Animali Notturni (2016, regia di Tom Ford) recensione

Animali notturni. Violenza contro violenza.

Animali notturni
Susan (Amy Adams)

Tre linee narrative si intrecciano in questo secondo film girato da Tom Ford, dopo “A single man”. La prima, è quella che vede Susan (Amy Adams) ricevere il manoscritto del prossimo libro in uscita, scritto dal suo ex marito, Edward (Jake Gyllenhaal), mostrandoci la sua vita attuale. La seconda, racconta quello che succede nel libro di Edward, mentre Susan lo sta leggendo. Infine, una serie di flashback ci mostrano quello che è successo fra i due e il motivo della loro rottura.

Animali notturni
Edward/Tony (Jake Gyllenhaal)

Rispetto al suo primo film, Tom Ford usa un tono più cupo e, decisamente più violento per raccontare il libro scritto da Austin Wright (con il titolo di “Tony e Susan”). Essendo la storia di una vendetta, celata dietro ad un romanzo, la violenza è la costante fondamentale del film. Tuttavia in “Animali notturni”, così come in “A single man”, il regista si concentra sui sentimenti, oltre che sulla violenza per una vendetta che si concretizza lentamente e in più fasi. Lo spettatore si trova a capire quale sia il vero scopo del romanzo scritto da Edward, un passo alla volta, anche se in una scena possiamo vedere la parola “REVENGE” scritta a caratteri cubitali nella galleria di Susan.

Animali notturni

“Quando ami qualcuno dovresti fare attenzione. Potrebbe non capitarti più.”
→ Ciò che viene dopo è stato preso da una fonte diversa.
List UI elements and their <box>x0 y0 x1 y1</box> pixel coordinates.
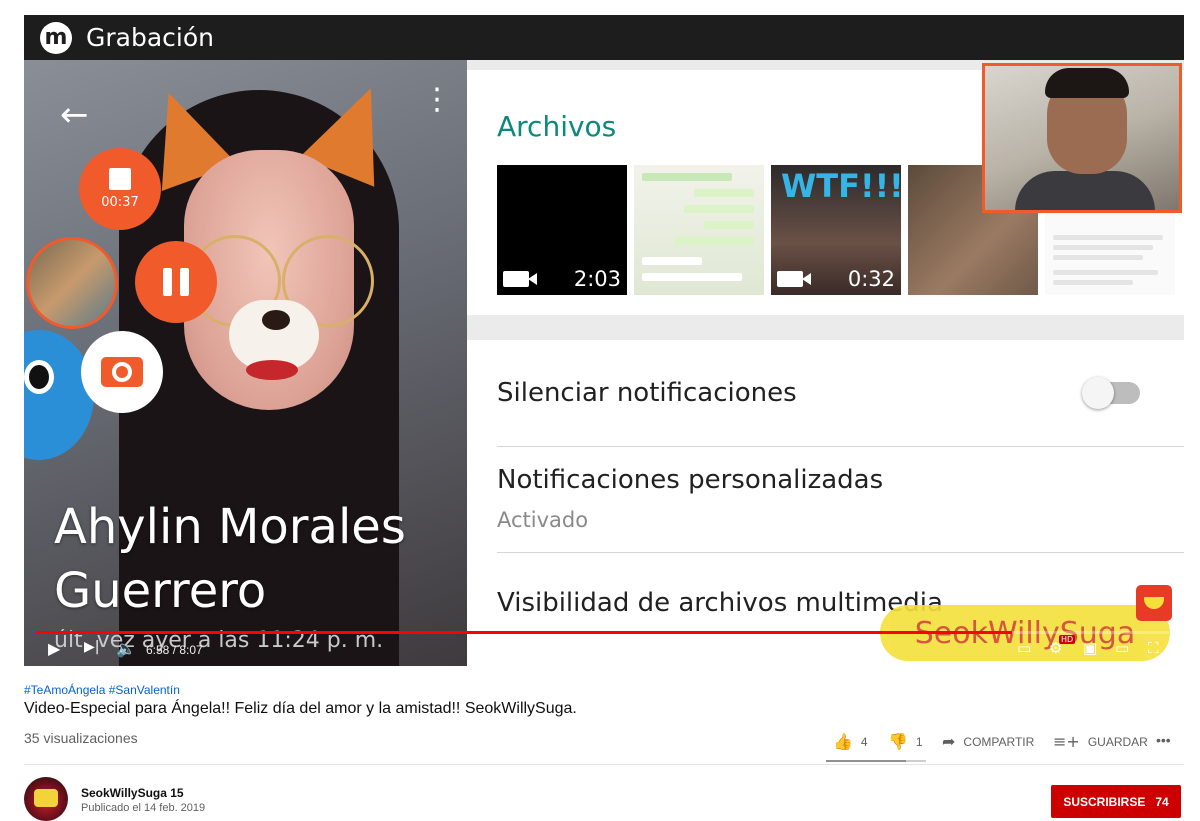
time-display: 6:58 / 8:07 <box>146 643 203 657</box>
camera-icon <box>101 357 143 387</box>
like-button[interactable]: 👍 4 <box>833 732 868 751</box>
file-duration: 0:32 <box>847 267 895 291</box>
share-arrow-icon: ➦ <box>942 732 956 751</box>
pause-icon <box>163 268 172 296</box>
subscriber-count: 74 <box>1155 794 1169 809</box>
back-arrow-icon[interactable]: ← <box>60 95 89 135</box>
fullscreen-icon[interactable]: ⛶ <box>1148 639 1159 657</box>
miniplayer-icon[interactable]: ▣ <box>1083 639 1097 657</box>
sentiment-bar <box>826 760 926 762</box>
sentiment-bar-likes <box>826 760 906 762</box>
pause-icon <box>180 268 189 296</box>
files-title: Archivos <box>497 110 617 143</box>
stop-icon <box>109 168 131 190</box>
media-visibility-label[interactable]: Visibilidad de archivos multimedia <box>497 588 943 618</box>
webcam-overlay <box>982 63 1182 213</box>
more-vert-icon[interactable]: ⋮ <box>422 85 452 115</box>
contact-name: Ahylin Morales Guerrero <box>54 495 406 623</box>
dislike-button[interactable]: 👎 1 <box>888 732 923 751</box>
plush-toy <box>24 330 94 460</box>
like-count: 4 <box>860 734 868 749</box>
channel-watermark-logo-icon[interactable] <box>1136 585 1172 621</box>
hd-badge: HD <box>1059 635 1076 644</box>
video-title: Video-Especial para Ángela!! Feliz día d… <box>24 700 577 717</box>
stop-recording-button[interactable]: 00:37 <box>79 148 161 230</box>
progress-bar-played <box>36 631 1012 634</box>
file-thumbnail[interactable]: 2:03 <box>497 165 627 295</box>
contact-name-line1: Ahylin Morales <box>54 499 406 555</box>
subscribe-label: SUSCRIBIRSE <box>1063 794 1146 809</box>
playlist-add-icon: ≡+ <box>1053 732 1080 751</box>
save-button[interactable]: ≡+ GUARDAR <box>1053 732 1148 751</box>
next-icon[interactable]: ▶| <box>84 639 99 655</box>
subscribe-button[interactable]: SUSCRIBIRSE 74 <box>1051 785 1181 818</box>
view-count: 35 visualizaciones <box>24 730 138 746</box>
mute-notifications-label[interactable]: Silenciar notificaciones <box>497 378 797 408</box>
more-actions-button[interactable]: ••• <box>1156 732 1171 748</box>
theater-mode-icon[interactable]: ▭ <box>1115 639 1129 657</box>
file-overlay-text: WTF!!! <box>781 167 901 205</box>
pause-recording-button[interactable] <box>135 241 217 323</box>
play-icon[interactable]: ▶ <box>48 639 60 658</box>
photo-lips <box>246 360 298 380</box>
recording-timer: 00:37 <box>101 195 139 210</box>
channel-logo-icon <box>34 789 58 807</box>
progress-bar[interactable] <box>36 631 1172 634</box>
webcam-person <box>1015 171 1155 210</box>
thumbs-down-icon: 👎 <box>888 732 908 751</box>
file-thumbnail[interactable]: WTF!!! 0:32 <box>771 165 901 295</box>
divider <box>497 446 1184 447</box>
thumbs-up-icon: 👍 <box>833 732 853 751</box>
recorder-logo-icon: m <box>40 21 72 54</box>
divider <box>497 552 1184 553</box>
webcam-hair <box>1045 68 1129 98</box>
contact-name-line2: Guerrero <box>54 563 267 619</box>
subtitles-icon[interactable]: ▭ <box>1017 639 1031 657</box>
player-controls: ▶ ▶| 🔈 6:58 / 8:07 ▭ ⚙ HD ▣ ▭ ⛶ <box>24 635 1184 666</box>
dislike-count: 1 <box>915 734 923 749</box>
share-label: COMPARTIR <box>963 734 1035 749</box>
file-duration: 2:03 <box>573 267 621 291</box>
custom-notifications-label[interactable]: Notificaciones personalizadas <box>497 465 883 495</box>
recording-title: Grabación <box>86 23 214 52</box>
video-camera-icon <box>777 271 811 287</box>
channel-name[interactable]: SeokWillySuga 15 <box>81 786 184 800</box>
share-button[interactable]: ➦ COMPARTIR <box>942 732 1034 751</box>
divider <box>24 764 1184 765</box>
more-horiz-icon: ••• <box>1156 732 1171 748</box>
toggle-knob <box>1082 377 1114 409</box>
recording-thumbnail[interactable] <box>26 237 118 329</box>
publish-date: Publicado el 14 feb. 2019 <box>81 802 206 814</box>
volume-icon[interactable]: 🔈 <box>116 639 136 658</box>
screenshot-button[interactable] <box>81 331 163 413</box>
channel-avatar[interactable] <box>24 777 68 821</box>
video-camera-icon <box>503 271 537 287</box>
custom-notifications-status: Activado <box>497 508 589 532</box>
video-hashtags[interactable]: #TeAmoÁngela #SanValentín <box>24 683 180 697</box>
recording-bar: m Grabación <box>24 15 1184 60</box>
video-player[interactable]: m Grabación ← ⋮ 00:37 Ahylin Morales Gue… <box>24 15 1184 666</box>
save-label: GUARDAR <box>1087 734 1148 749</box>
plush-toy-eye <box>24 360 54 394</box>
file-thumbnail[interactable] <box>634 165 764 295</box>
mute-notifications-toggle[interactable] <box>1082 377 1140 409</box>
fox-nose-filter <box>262 310 290 330</box>
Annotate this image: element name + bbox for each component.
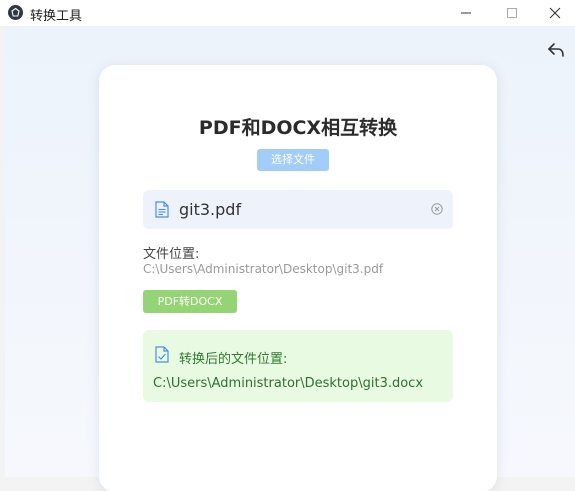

La fortezza di ghiaccio che Susan ha costruito intorno al suo cuore, e ai suoi sentimenti, la costringe ad implodere internamente, senza poter mai dare veramente libero sfogo alla sua rabbia, ai suoi dubbi e ai suoi ripensamenti riguardo alla vita che si è costruita. Intrappolata in un matrimonio senza più amore, con un marito ricco ma che la tradisce (e lei ne è cosciente), e dopo aver distrutto il precedente con Edward, scrittore povero ma che non le avrebbe mai fatto del male. La cosa che più la turba, è il fatto di essere diventata come la madre che tanto detestava. Anche se glaciale, vive con mille rimpianti, uno su tutti: aver lasciato Edward.

Animali notturni
Ray Marcus (Aaron Taylor-Johnson)

La rabbia che si prova guardando ciò che succede a Tony, il personaggio del romanzo di Edward, è immensa. I delinquenti, capitanati da Ray (interpretato da un bravissimo Aaron Taylor-Johnson), maltrattano lui, ma soprattutto sua moglie e sua figlia, e Tony non fa assolutamente niente.

In sostanza, “Animali notturni” è una pellicola ben strutturata, colma di violenza sia evidente sia, soprattutto, implicita. Un thriller psicologico a chiare tinte noir, diretto egregiamente da Tom Ford. Un film dal forte impatto emotivo.